Diesel and dust
A dire, vrai, ce Mad Max est une des choses les plus difficiles qu’il m’ait été donné de noter ces derniers mois. Entre autre, sans doute, parce que le pire de ce qui se fait de mieux y côtoie presque tout le temps le meilleur de ce qui se fait de pire dans les blockbusters des années 2010.
Car contrairement à ce que je lis parfois dans les commentaires de mes critiques incendiaires traitant du cinéma d’entertainment récent, je suis capable d’aimer presque toutes les tentatives de cinéma décérébrées, à partir du moment où elles respectent une ligne de conduite cohérente, où elles restent honnêtes avec leur propre principe de départ, et où elles assument une radicalité presque toujours battue en brèche au bout de 10 minutes de film.
Autant l’avouer, ça arrive très rarement.
Pour dire, j’aurai pu adorer The raid si il avait été fidèle tout le long à son idée introductive. J’ai presque aimé sans partage John Wick pour le côté superbement débile (puisqu’assumé) de son propos.
Max, conducteur de semi-remords
Parce que, ne nous le cachons pas, les défauts ici sont légions (presque aussi nombreux, donc, que les hordes fanatiques aux trousses de nos héros).
Un méchant de BD pour enfants sans background ni réelle envergure. Une apparition de mamies flingueuses sans puissance narrative ni autre prétexte que la place de la femme dans un univers un peu trop burné depuis trois films. L’éternel fantasme de l’amazone guerrière sexy, pour émoustiller tous les geeks pré-pubères, le même que Besson met en scène dans tous ses films depuis 30 ans. Une musique longtemps discrète mais soudain putassière en diable.
Vous en voulez encore ? Je peux vous en rajouter trois paragraphes. On pourrait écrire: nique Fury.
Et pourtant…
George (a re)mis (les pendules à) l’heure
Et pourtant il se passe quelque chose, dans ce film, d’assez unique.
Il est tout sauf anodin que la singularité de ce blockbuster soit le fruit du travail d’un réalisateur septuagénaire. Ce Fury Road est presque l’enfant improbable de l’audace des années 70 avec les moyens visuels de la décennie 2010.
On en regrette presque que le parti pris furieux, sauvage et punk, ne tire pas encore plus directement vers sa cible, comme une lance explosive: sans détour, sans hésitation, sans réflexion.

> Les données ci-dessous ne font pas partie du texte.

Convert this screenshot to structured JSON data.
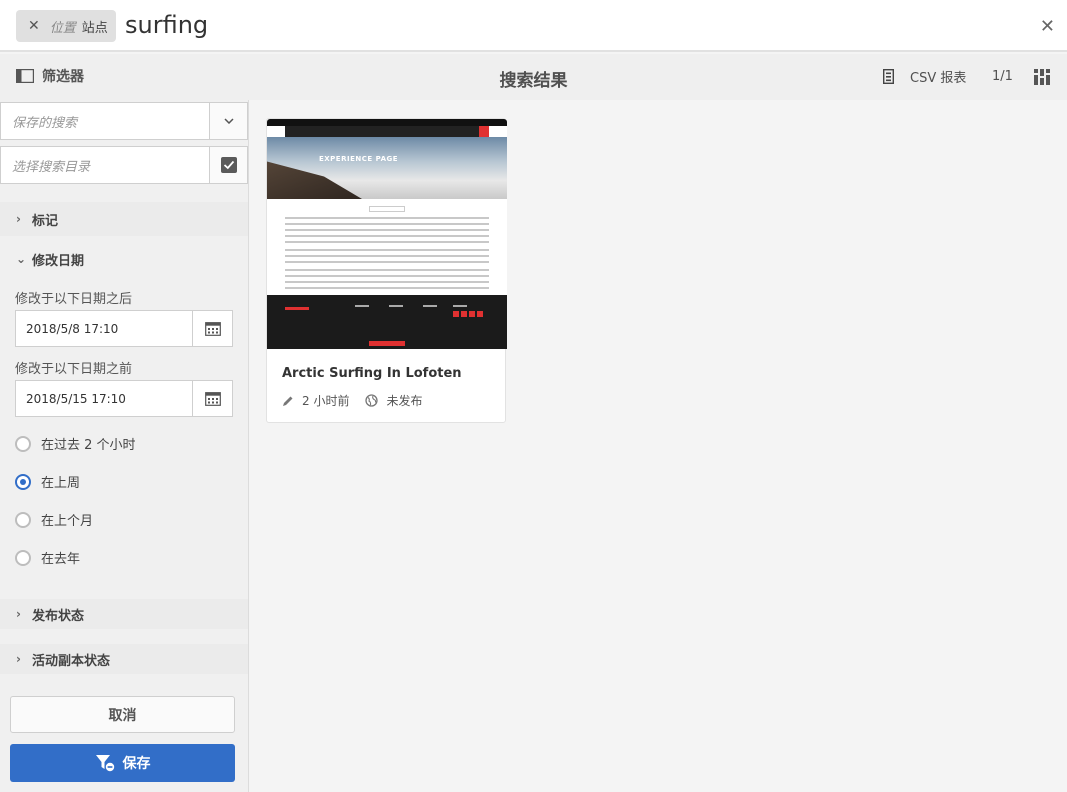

Le film doit comporter 10 minutes de dialogues à tout casser, mais c’est presque trop.
Le désert des barbares
L’idée géniale de laisser beaucoup plus de place à la vraie cascade, aux couleurs éclatantes de la Namibie, et aux plans live, plus qu’au tout-numérique, est lumineuse. Pendant trois ou quatre scènes, on se prend à toucher au sublime, à travers un univers jusque-boutiste, dément et outrageusement graphique. Des raccourcis scénaristiques taillés à la tronçonneuse nous smashent la glande cinéphile avec toute la violence du plaisir masochiste: des bébés morts naissent en césarienne sauvage, des amourettes naissantes explosent en vol comme une tête fouettée par une chaine rouillée. Ça suinte, ça saigne, ça coule, ça colle, mais surtout, ça roule, en ces longs travellings avants et arrières si jouissifs, sans presque jamais laisser aux spectateurs stupéfaits que nous sommes devenus le temps de se dire que tout ça, au fond, est terriblement proche de l’agréablement grotesque.
(Puis bon, entre nous, reconstituer numériquement Michel Petrucciani est particulièrement couillu)
Miller réussit donc en grande partie ce pari impossible de réconcilier le cinéphile tatillon et blasé avec l’amateur juvénile avide de sensations premières, en fonçant tête baissée dans une tempête de sable où tout se confond mais où tout redevient enfin possible, à travers un film qui ne passe pas les trois quarts de son temps à justifier ses excès, et dont presque chaque image n’existe que pour le simple plaisir d’oser.
Un film Hollywoodien sans terre promise et à la rédemption sanglante, qui passe par un demi-tour hasardeux et désespéré, ce qui reste terriblement symptomatique des chemins radicaux qu’il lui faut emprunter pour sortir de la terrible impasse dans laquelle il s’est ensablé depuis une ou deux décennies.
Et rien que pour ça, il convient de savourer.